Тут уж я впал в мелко-буржуазную расхлябанность и побежал к тов. Микешину, к моей последней надежде. Это посещение было и самым трагическим: вовек его не забуду.
Я застал тов. Микешина в его рабочем кабинете.
— Тов. Микешин, — говорил я торопливо и захлебываясь, — я написал про вас чудный, чудный рассказ: освещение, идеология, положительный тип, смычка, Интернационал. И нигде не печатают. Прошу, умоляю — подарите мне пятнадцать-двадцать минут, вы не пожалеете, ей-богу.
Тов. Микешин завозился на стуле, угрюмо посмотрел на меня, промолвил:
— Я, собственно говоря, занят, но… читайте.
Я читал, я читал вдохновенно, упиваясь оборотами своей речи и живой изобразительностью картин и лиц. Я, вероятно, напоминал глухаря, когда он токует.
— Вон! — вдруг загремел исступленно тов. Микешин, вставая и стукнув увесистым кулаком по столу. — Вон отсюда, чтобы и духу твоего здесь не было! Ты что же это написал, ты кого это изобразил? Ложь, непотребство, сусальность, тульский пряник, полнейшая безответственность.

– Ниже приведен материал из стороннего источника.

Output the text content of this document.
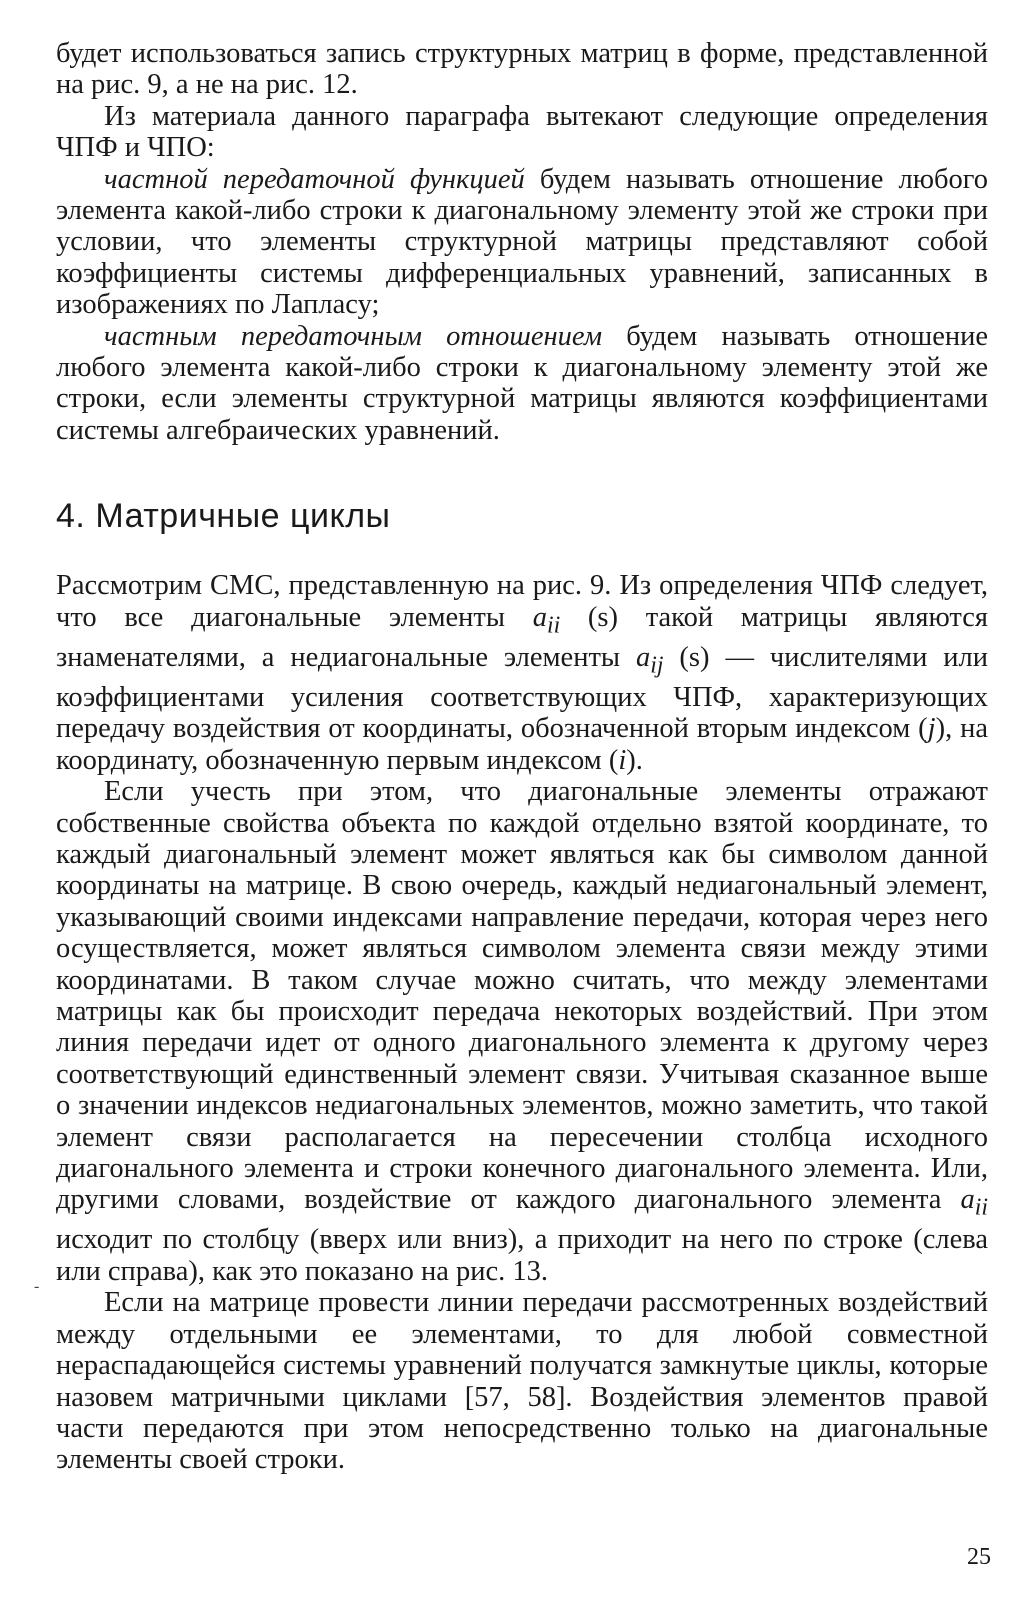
будет использоваться запись структурных матриц в форме, представленной на рис. 9, а не на рис. 12.

Из материала данного параграфа вытекают следующие определения ЧПФ и ЧПО:

частной передаточной функцией будем называть отношение любого элемента какой-либо строки к диагональному элементу этой же строки при условии, что элементы структурной матрицы представляют собой коэффициенты системы дифференциальных уравнений, записанных в изображениях по Лапласу;

частным передаточным отношением будем называть отношение любого элемента какой-либо строки к диагональному элементу этой же строки, если элементы структурной матрицы являются коэффициентами системы алгебраических уравнений.

4. Матричные циклы

Рассмотрим СМС, представленную на рис. 9. Из определения ЧПФ следует, что все диагональные элементы $a_{ii}$ (s) такой матрицы являются знаменателями, а недиагональные элементы $a_{ij}$ (s) — числителями или коэффициентами усиления соответствующих ЧПФ, характеризующих передачу воздействия от координаты, обозначенной вторым индексом (j), на координату, обозначенную первым индексом (i).

Если учесть при этом, что диагональные элементы отражают собственные свойства объекта по каждой отдельно взятой координате, то каждый диагональный элемент может являться как бы символом данной координаты на матрице. В свою очередь, каждый недиагональный элемент, указывающий своими индексами направление передачи, которая через него осуществляется, может являться символом элемента связи между этими координатами. В таком случае можно считать, что между элементами матрицы как бы происходит передача некоторых воздействий. При этом линия передачи идет от одного диагонального элемента к другому через соответствующий единственный элемент связи. Учитывая сказанное выше о значении индексов недиагональных элементов, можно заметить, что такой элемент связи располагается на пересечении столбца исходного диагонального элемента и строки конечного диагонального элемента. Или, другими словами, воздействие от каждого диагонального элемента $a_{ii}$ исходит по столбцу (вверх или вниз), а приходит на него по строке (слева или справа), как это показано на рис. 13.

Если на матрице провести линии передачи рассмотренных воздействий между отдельными ее элементами, то для любой совместной нераспадающейся системы уравнений получатся замкнутые циклы, которые назовем матричными циклами [57, 58]. Воздействия элементов правой части передаются при этом непосредственно только на диагональные элементы своей строки.

-
25
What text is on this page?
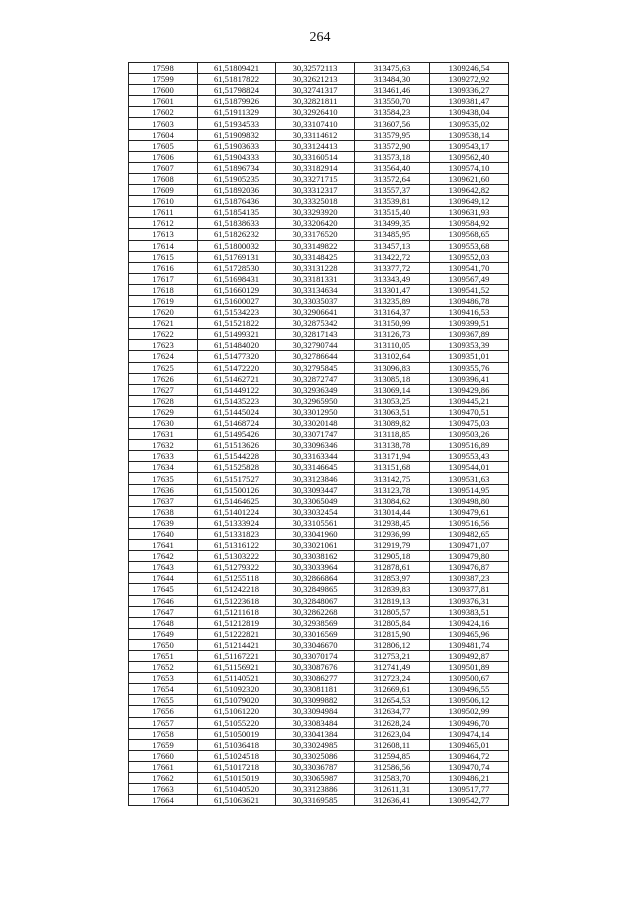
264
17598	61,51809421	30,32572113	313475,63	1309246,54
17599	61,51817822	30,32621213	313484,30	1309272,92
17600	61,51798824	30,32741317	313461,46	1309336,27
17601	61,51879926	30,32821811	313550,70	1309381,47
17602	61,51911329	30,32926410	313584,23	1309438,04
17603	61,51934533	30,33107410	313607,56	1309535,02
17604	61,51909832	30,33114612	313579,95	1309538,14
17605	61,51903633	30,33124413	313572,90	1309543,17
17606	61,51904333	30,33160514	313573,18	1309562,40
17607	61,51896734	30,33182914	313564,40	1309574,10
17608	61,51905235	30,33271715	313572,64	1309621,60
17609	61,51892036	30,33312317	313557,37	1309642,82
17610	61,51876436	30,33325018	313539,81	1309649,12
17611	61,51854135	30,33293920	313515,40	1309631,93
17612	61,51838633	30,33206420	313499,35	1309584,92
17613	61,51826232	30,33176520	313485,95	1309568,65
17614	61,51800032	30,33149822	313457,13	1309553,68
17615	61,51769131	30,33148425	313422,72	1309552,03
17616	61,51728530	30,33131228	313377,72	1309541,70
17617	61,51698431	30,33181331	313343,49	1309567,49
17618	61,51660129	30,33134634	313301,47	1309541,52
17619	61,51600027	30,33035037	313235,89	1309486,78
17620	61,51534223	30,32906641	313164,37	1309416,53
17621	61,51521822	30,32875342	313150,99	1309399,51
17622	61,51499321	30,32817143	313126,73	1309367,89
17623	61,51484020	30,32790744	313110,05	1309353,39
17624	61,51477320	30,32786644	313102,64	1309351,01
17625	61,51472220	30,32795845	313096,83	1309355,76
17626	61,51462721	30,32872747	313085,18	1309396,41
17627	61,51449122	30,32936349	313069,14	1309429,86
17628	61,51435223	30,32965950	313053,25	1309445,21
17629	61,51445024	30,33012950	313063,51	1309470,51
17630	61,51468724	30,33020148	313089,82	1309475,03
17631	61,51495426	30,33071747	313118,85	1309503,26
17632	61,51513626	30,33096346	313138,78	1309516,89
17633	61,51544228	30,33163344	313171,94	1309553,43
17634	61,51525828	30,33146645	313151,68	1309544,01
17635	61,51517527	30,33123846	313142,75	1309531,63
17636	61,51500126	30,33093447	313123,78	1309514,95
17637	61,51464625	30,33065049	313084,62	1309498,80
17638	61,51401224	30,33032454	313014,44	1309479,61
17639	61,51333924	30,33105561	312938,45	1309516,56
17640	61,51331823	30,33041960	312936,99	1309482,65
17641	61,51316122	30,33021061	312919,79	1309471,07
17642	61,51303222	30,33038162	312905,18	1309479,80
17643	61,51279322	30,33033964	312878,61	1309476,87
17644	61,51255118	30,32866864	312853,97	1309387,23
17645	61,51242218	30,32849865	312839,83	1309377,81
17646	61,51223618	30,32848067	312819,13	1309376,31
17647	61,51211618	30,32862268	312805,57	1309383,51
17648	61,51212819	30,32938569	312805,84	1309424,16
17649	61,51222821	30,33016569	312815,90	1309465,96
17650	61,51214421	30,33046670	312806,12	1309481,74
17651	61,51167221	30,33070174	312753,21	1309492,87
17652	61,51156921	30,33087676	312741,49	1309501,89
17653	61,51140521	30,33086277	312723,24	1309500,67
17654	61,51092320	30,33081181	312669,61	1309496,55
17655	61,51079020	30,33099882	312654,53	1309506,12
17656	61,51061220	30,33094984	312634,77	1309502,99
17657	61,51055220	30,33083484	312628,24	1309496,70
17658	61,51050019	30,33041384	312623,04	1309474,14
17659	61,51036418	30,33024985	312608,11	1309465,01
17660	61,51024518	30,33025086	312594,85	1309464,72
17661	61,51017218	30,33036787	312586,56	1309470,74
17662	61,51015019	30,33065987	312583,70	1309486,21
17663	61,51040520	30,33123886	312611,31	1309517,77
17664	61,51063621	30,33169585	312636,41	1309542,77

— А успехи? А достижения? — пролепетал я, спешно убирая рукопись со стола.
— Успехи, достижения, — возопил Микешин. — А ты знаешь, чего стоят эти успехи? Ты варился в нашем котле, ты работал в этом проклятом Тромбоне, чтоб его черти разорвали? Ты знаешь, какие препятствия приходится преодолевать? Ты рассказал о них? Ха, героика! А ты понимаешь что-нибудь в этой героике наших дней, наших будней? Вон!
Он схватил меня за шиворот, потащил к дверям, поддал куда следует коленом, я загремел вниз по лестнице.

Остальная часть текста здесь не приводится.